- A vida é tão lógica como um gato: às vezes dá carinho porque quer comida; às vezes dá carinho mesmo sem querer comida; às vezes - muitas vezes, aliás - sequer dá carinho. Não vale a pena buscar coerência ou explicações.
- Pois é, e depois fica aqueles caras nos programas de televisão: “o gato é um felino caçador, por isso coloque a água longe da ração pra ele imaginar que está cumprindo um trajeto para o rio após a caça e blá blá blá”. E o gato nem aí pra nada disso, apenas puto de ter que andar da lavanderia até o corredor só pra tomar uma água...
- Dá vontade de pegar o cara que disse isso, convidar pra almoçar, colocar o prato com comida na mesa da sala e o copo de refrigerante no criado-mudo do quarto.
- Sim, e um cardápio bem apimentado de preferência... Mas o que isso tem a ver com a vida, tá dizendo que ela é fofinha, comilona, preguiçosa e dorme engraçada, tipo um gato?
- O que quis dizer é que na vida, quando você acha que encontrou um sentido prático, ela se comporta como um gato: danem-se os humanos, eu ajo como eu quero, não busque em mim nexos e linearidades.
- Nossa, que complicação, era mais fácil você dizer que a vida não tem lógica alguma, então.
- Ou que tentar entender racionalmente a vida seja tão improdutivo quanto tentar classificar como causa-efeito as ações de um bichano qualquer.
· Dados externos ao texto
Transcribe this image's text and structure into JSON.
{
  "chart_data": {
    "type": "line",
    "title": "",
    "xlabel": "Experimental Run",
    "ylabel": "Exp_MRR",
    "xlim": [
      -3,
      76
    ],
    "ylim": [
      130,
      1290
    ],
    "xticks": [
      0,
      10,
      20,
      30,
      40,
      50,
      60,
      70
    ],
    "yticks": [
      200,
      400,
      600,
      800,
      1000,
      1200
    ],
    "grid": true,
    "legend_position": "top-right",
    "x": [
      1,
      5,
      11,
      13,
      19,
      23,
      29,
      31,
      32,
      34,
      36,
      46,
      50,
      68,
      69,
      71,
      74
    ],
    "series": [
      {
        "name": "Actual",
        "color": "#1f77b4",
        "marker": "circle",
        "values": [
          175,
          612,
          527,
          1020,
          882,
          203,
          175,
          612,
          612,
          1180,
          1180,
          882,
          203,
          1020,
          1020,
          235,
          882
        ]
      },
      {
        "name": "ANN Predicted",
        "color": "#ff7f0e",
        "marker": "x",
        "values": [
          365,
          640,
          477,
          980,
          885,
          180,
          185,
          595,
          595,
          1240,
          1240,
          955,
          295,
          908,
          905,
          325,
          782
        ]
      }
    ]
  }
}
Provavelmente Pavlov não teria sucesso se tivesse feito a experiência com um gato.
- Pavlov?
- Isso, aquele cientista russo que fez o cachorro salivar com um sino.
- Com um sino?
- É, ele fez o cachorro associar o sino com comida. Então quando o cão ouvia um sino ele começava a salivar.
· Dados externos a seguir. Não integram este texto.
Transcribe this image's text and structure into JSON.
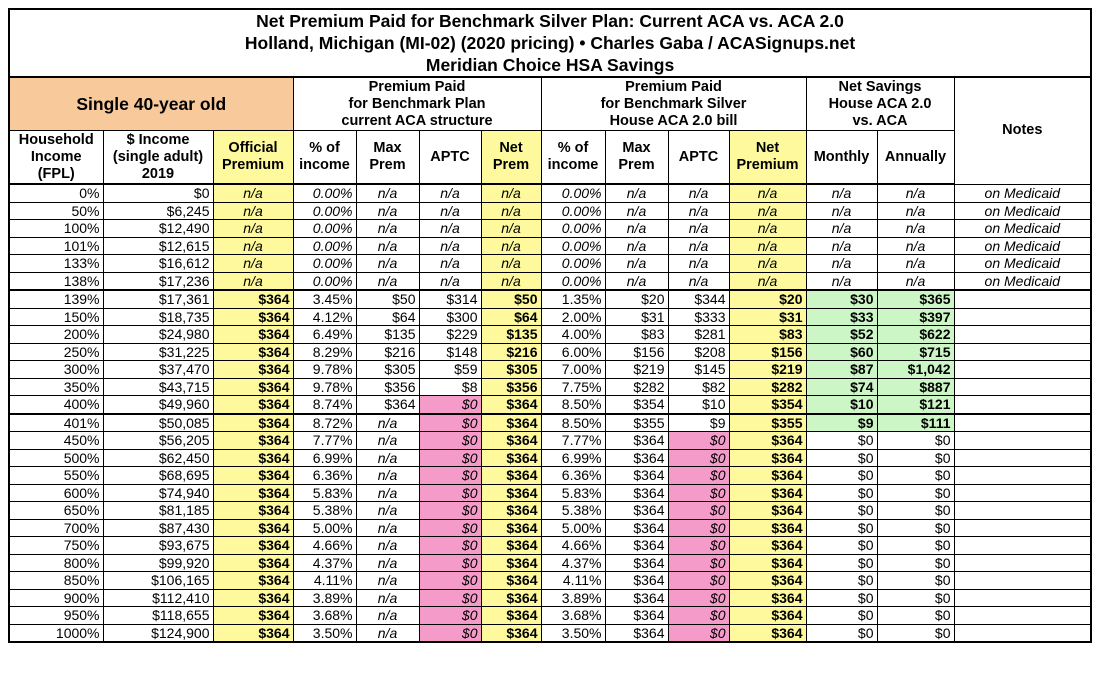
{
  "title": {
    "line1": "Net Premium Paid for Benchmark Silver Plan: Current ACA vs. ACA 2.0",
    "line2": "Holland, Michigan (MI-02) (2020 pricing) • Charles Gaba / ACASignups.net",
    "line3": "Meridian Choice HSA Savings"
  },
  "groups": {
    "profile": "Single 40-year old",
    "current": "Premium Paid\nfor Benchmark Plan\ncurrent ACA structure",
    "house": "Premium Paid\nfor Benchmark Silver\nHouse ACA 2.0 bill",
    "savings": "Net Savings\nHouse ACA 2.0\nvs. ACA",
    "notes": "Notes"
  },
  "columns": [
    "Household Income (FPL)",
    "$ Income (single adult) 2019",
    "Official Premium",
    "% of income",
    "Max Prem",
    "APTC",
    "Net Prem",
    "% of income",
    "Max Prem",
    "APTC",
    "Net Premium",
    "Monthly",
    "Annually"
  ],
  "colors": {
    "yellow": "#fdf99c",
    "orange": "#f8c99b",
    "pink": "#f59bc9",
    "green": "#ccf6c6"
  },
  "rows": [
    [
      "0%",
      "$0",
      "n/a",
      "0.00%",
      "n/a",
      "n/a",
      "n/a",
      "0.00%",
      "n/a",
      "n/a",
      "n/a",
      "n/a",
      "n/a",
      "on Medicaid"
    ],
    [
      "50%",
      "$6,245",
      "n/a",
      "0.00%",
      "n/a",
      "n/a",
      "n/a",
      "0.00%",
      "n/a",
      "n/a",
      "n/a",
      "n/a",
      "n/a",
      "on Medicaid"
    ],
    [
      "100%",
      "$12,490",
      "n/a",
      "0.00%",
      "n/a",
      "n/a",
      "n/a",
      "0.00%",
      "n/a",
      "n/a",
      "n/a",
      "n/a",
      "n/a",
      "on Medicaid"
    ],
    [
      "101%",
      "$12,615",
      "n/a",
      "0.00%",
      "n/a",
      "n/a",
      "n/a",
      "0.00%",
      "n/a",
      "n/a",
      "n/a",
      "n/a",
      "n/a",
      "on Medicaid"
    ],
    [
      "133%",
      "$16,612",
      "n/a",
      "0.00%",
      "n/a",
      "n/a",
      "n/a",
      "0.00%",
      "n/a",
      "n/a",
      "n/a",
      "n/a",
      "n/a",
      "on Medicaid"
    ],
    [
      "138%",
      "$17,236",
      "n/a",
      "0.00%",
      "n/a",
      "n/a",
      "n/a",
      "0.00%",
      "n/a",
      "n/a",
      "n/a",
      "n/a",
      "n/a",
      "on Medicaid"
    ],
    [
      "139%",
      "$17,361",
      "$364",
      "3.45%",
      "$50",
      "$314",
      "$50",
      "1.35%",
      "$20",
      "$344",
      "$20",
      "$30",
      "$365",
      ""
    ],
    [
      "150%",
      "$18,735",
      "$364",
      "4.12%",
      "$64",
      "$300",
      "$64",
      "2.00%",
      "$31",
      "$333",
      "$31",
      "$33",
      "$397",
      ""
    ],
    [
      "200%",
      "$24,980",
      "$364",
      "6.49%",
      "$135",
      "$229",
      "$135",
      "4.00%",
      "$83",
      "$281",
      "$83",
      "$52",
      "$622",
      ""
    ],
    [
      "250%",
      "$31,225",
      "$364",
      "8.29%",
      "$216",
      "$148",
      "$216",
      "6.00%",
      "$156",
      "$208",
      "$156",
      "$60",
      "$715",
      ""
    ],
    [
      "300%",
      "$37,470",
      "$364",
      "9.78%",
      "$305",
      "$59",
      "$305",
      "7.00%",
      "$219",
      "$145",
      "$219",
      "$87",
      "$1,042",
      ""
    ],
    [
      "350%",
      "$43,715",
      "$364",
      "9.78%",
      "$356",
      "$8",
      "$356",
      "7.75%",
      "$282",
      "$82",
      "$282",
      "$74",
      "$887",
      ""
    ],
    [
      "400%",
      "$49,960",
      "$364",
      "8.74%",
      "$364",
      "$0",
      "$364",
      "8.50%",
      "$354",
      "$10",
      "$354",
      "$10",
      "$121",
      ""
    ],
    [
      "401%",
      "$50,085",
      "$364",
      "8.72%",
      "n/a",
      "$0",
      "$364",
      "8.50%",
      "$355",
      "$9",
      "$355",
      "$9",
      "$111",
      ""
    ],
    [
      "450%",
      "$56,205",
      "$364",
      "7.77%",
      "n/a",
      "$0",
      "$364",
      "7.77%",
      "$364",
      "$0",
      "$364",
      "$0",
      "$0",
      ""
    ],
    [
      "500%",
      "$62,450",
      "$364",
      "6.99%",
      "n/a",
      "$0",
      "$364",
      "6.99%",
      "$364",
      "$0",
      "$364",
      "$0",
      "$0",
      ""
    ],
    [
      "550%",
      "$68,695",
      "$364",
      "6.36%",
      "n/a",
      "$0",
      "$364",
      "6.36%",
      "$364",
      "$0",
      "$364",
      "$0",
      "$0",
      ""
    ],
    [
      "600%",
      "$74,940",
      "$364",
      "5.83%",
      "n/a",
      "$0",
      "$364",
      "5.83%",
      "$364",
      "$0",
      "$364",
      "$0",
      "$0",
      ""
    ],
    [
      "650%",
      "$81,185",
      "$364",
      "5.38%",
      "n/a",
      "$0",
      "$364",
      "5.38%",
      "$364",
      "$0",
      "$364",
      "$0",
      "$0",
      ""
    ],
    [
      "700%",
      "$87,430",
      "$364",
      "5.00%",
      "n/a",
      "$0",
      "$364",
      "5.00%",
      "$364",
      "$0",
      "$364",
      "$0",
      "$0",
      ""
    ],
    [
      "750%",
      "$93,675",
      "$364",
      "4.66%",
      "n/a",
      "$0",
      "$364",
      "4.66%",
      "$364",
      "$0",
      "$364",
      "$0",
      "$0",
      ""
    ],
    [
      "800%",
      "$99,920",
      "$364",
      "4.37%",
      "n/a",
      "$0",
      "$364",
      "4.37%",
      "$364",
      "$0",
      "$364",
      "$0",
      "$0",
      ""
    ],
    [
      "850%",
      "$106,165",
      "$364",
      "4.11%",
      "n/a",
      "$0",
      "$364",
      "4.11%",
      "$364",
      "$0",
      "$364",
      "$0",
      "$0",
      ""
    ],
    [
      "900%",
      "$112,410",
      "$364",
      "3.89%",
      "n/a",
      "$0",
      "$364",
      "3.89%",
      "$364",
      "$0",
      "$364",
      "$0",
      "$0",
      ""
    ],
    [
      "950%",
      "$118,655",
      "$364",
      "3.68%",
      "n/a",
      "$0",
      "$364",
      "3.68%",
      "$364",
      "$0",
      "$364",
      "$0",
      "$0",
      ""
    ],
    [
      "1000%",
      "$124,900",
      "$364",
      "3.50%",
      "n/a",
      "$0",
      "$364",
      "3.50%",
      "$364",
      "$0",
      "$364",
      "$0",
      "$0",
      ""
    ]
  ]
}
- Por que diabos alguém faria isso com um cachorro? Coitado...
- Dizem que ele foi importante pra entender como nosso cérebro funciona, ou como nosso comportamento pode ser induzido de acordo com as situações.
- Ou manipulado... Dane-se, coitado do cachorro!
- É, dá dó... Pelo menos o Skinner fez com ratos.
- Fez o que?
- As experiências sobre o comportamento. Ele induzia os ratos a fazerem coisas como apertar uma barra pra ganhar comida.
- Coitado dos ratinhos!
- E depois ainda ele ficava reforçando o comportamento com estímulos ou então punindo para que eles deixassem de se comportar daquela maneira. Aquela coisa de reforço positivo, reforço negativo...
- Puta que pariu, que obsessão com isso...
- Com isso o que?
- Isso de querer controlar como todo mundo se comporta. Estimular, punir, reforçar...
- Mas olha que máximo, pensar que todos nossos atos são de alguma maneira induzidos por um monte de fatores inconscientes? Isso significa que nas pequenas coisas que fazemos podemos estar expondo um monte de coisas sobre nós mesmos que a gente mesmo não se dá conta. Acho isso incrível...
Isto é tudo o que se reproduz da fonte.